While the political furor over Gloucester County Democratic Chairman Michael Angelini’s alleged pension padding continues to rage, his future as chairman of the county’s dominant party is uncertain.
Gloucester County Democratic insiders, for the most part, will not go on the record on whether they think Angelini should stay or go as chairman.
The county’s most influential Democrat is incoming Senate President Stephen Sweeney (D-West Deptford). Two weeks ago, Sweeney said, “I don’t think this is a reason for him not to be a chairman.” Today, he declined to comment any further on the matter.
Several of the county’s Democratic insiders who asked that their names be withheld reveal mixed opinions on whether Angelini should resign, remain as chairman but choose not to run again when his term expires in June, or seek reelection to the post. They are loathe to condone the practice of collecting pensions for multiple part-time public jobs that, according to IRS standards should be classified as independent contractor arrangements, but argue that it was not illegal when Angelini did it and note that the chairman was the only attorney targeted in the report for what was considered a fairly common practice.
What is clear is that there is no organized movement to push Angelini out, but his future as chairman is not completely secure.
Assemblyman Paul Moriarty (D-Washington Twp.), a Gloucester County resident, announced today a pension reform bill intended to close a loophole that allows certain members of several government lobbying organizations to draw public pensions. Moriarty said that he had not yet read the inspector general’s report on Angelini and will withhold comment on it until he does. Moriarty did read media accounts of the report, but said they were “conflicting” on information about Angelini’s salaries.
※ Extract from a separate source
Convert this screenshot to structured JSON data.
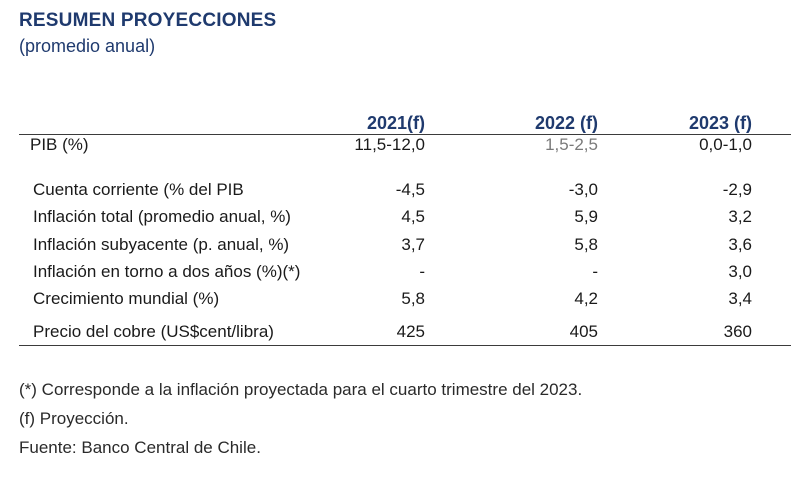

“I’ve been pretty clear on this issue and remain firm that we cannot support part-time work for pensions… I come from the real world. Not the government world. So none of this has ever made sense to me,” said Moriarty, who was a television news reporter before going into politics.
Moriarty said that his own lack of comment on the situation was not because Angelini heads the Democatic party in Moriarty’s home county.
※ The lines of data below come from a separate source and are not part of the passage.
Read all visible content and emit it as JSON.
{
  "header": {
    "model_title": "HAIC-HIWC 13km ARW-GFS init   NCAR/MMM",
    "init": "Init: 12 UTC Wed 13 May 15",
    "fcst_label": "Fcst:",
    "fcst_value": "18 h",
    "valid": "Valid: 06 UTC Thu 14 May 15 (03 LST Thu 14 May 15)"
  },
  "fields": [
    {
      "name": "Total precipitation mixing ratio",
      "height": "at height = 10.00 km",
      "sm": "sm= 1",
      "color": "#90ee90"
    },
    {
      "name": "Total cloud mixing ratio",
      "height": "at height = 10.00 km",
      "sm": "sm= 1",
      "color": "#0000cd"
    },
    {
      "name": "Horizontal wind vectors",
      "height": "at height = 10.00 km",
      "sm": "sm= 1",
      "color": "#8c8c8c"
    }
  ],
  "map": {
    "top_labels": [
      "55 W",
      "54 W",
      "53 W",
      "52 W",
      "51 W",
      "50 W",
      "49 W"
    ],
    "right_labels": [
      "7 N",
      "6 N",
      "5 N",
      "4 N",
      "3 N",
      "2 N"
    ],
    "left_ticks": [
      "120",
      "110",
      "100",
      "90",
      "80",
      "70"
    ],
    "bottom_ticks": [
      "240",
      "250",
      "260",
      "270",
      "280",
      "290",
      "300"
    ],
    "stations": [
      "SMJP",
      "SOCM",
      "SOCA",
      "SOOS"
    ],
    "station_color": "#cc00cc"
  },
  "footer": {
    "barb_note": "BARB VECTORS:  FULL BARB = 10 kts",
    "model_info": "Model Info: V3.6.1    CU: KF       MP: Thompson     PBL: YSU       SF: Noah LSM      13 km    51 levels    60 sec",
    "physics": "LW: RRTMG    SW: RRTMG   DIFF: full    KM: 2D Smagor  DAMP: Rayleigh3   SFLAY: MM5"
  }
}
“I’m not hesitant to criticize anyone if I think it’s warranted. I haven’t read that report yet but I’m interested to read it,” he said.
Gloucester County GOP Chairman Bill Fey has been the most outspoken political figure on the issue, despite, he said, receiving warning shots about Republicans engaged in the same practice being exposed.
“Fraud and pension abuse is fraud and pension abuse – end of story. I don’t care if you’re a Democrat or a Republican,” said Fey, who added “I checked around the county. I looked at Republicans in the county and I don’t see that happening here.”
Fey compared aspects of Angelini’s public jobs to former state Sen. Wayne Bryant’s (D-Lawnside) conviction on a fraud charge regarding his low-show part-time position with the Gloucester County Board of Social Services. The problem, Fey argued, is endemic to South Jersey’s political machinery.
“Angelini had help — lots of help from the local municipalities to do what he did. Right now everyone’s being good little soldiers and keeping their mouths shut,” he said.
Angelini could not be reached for comment.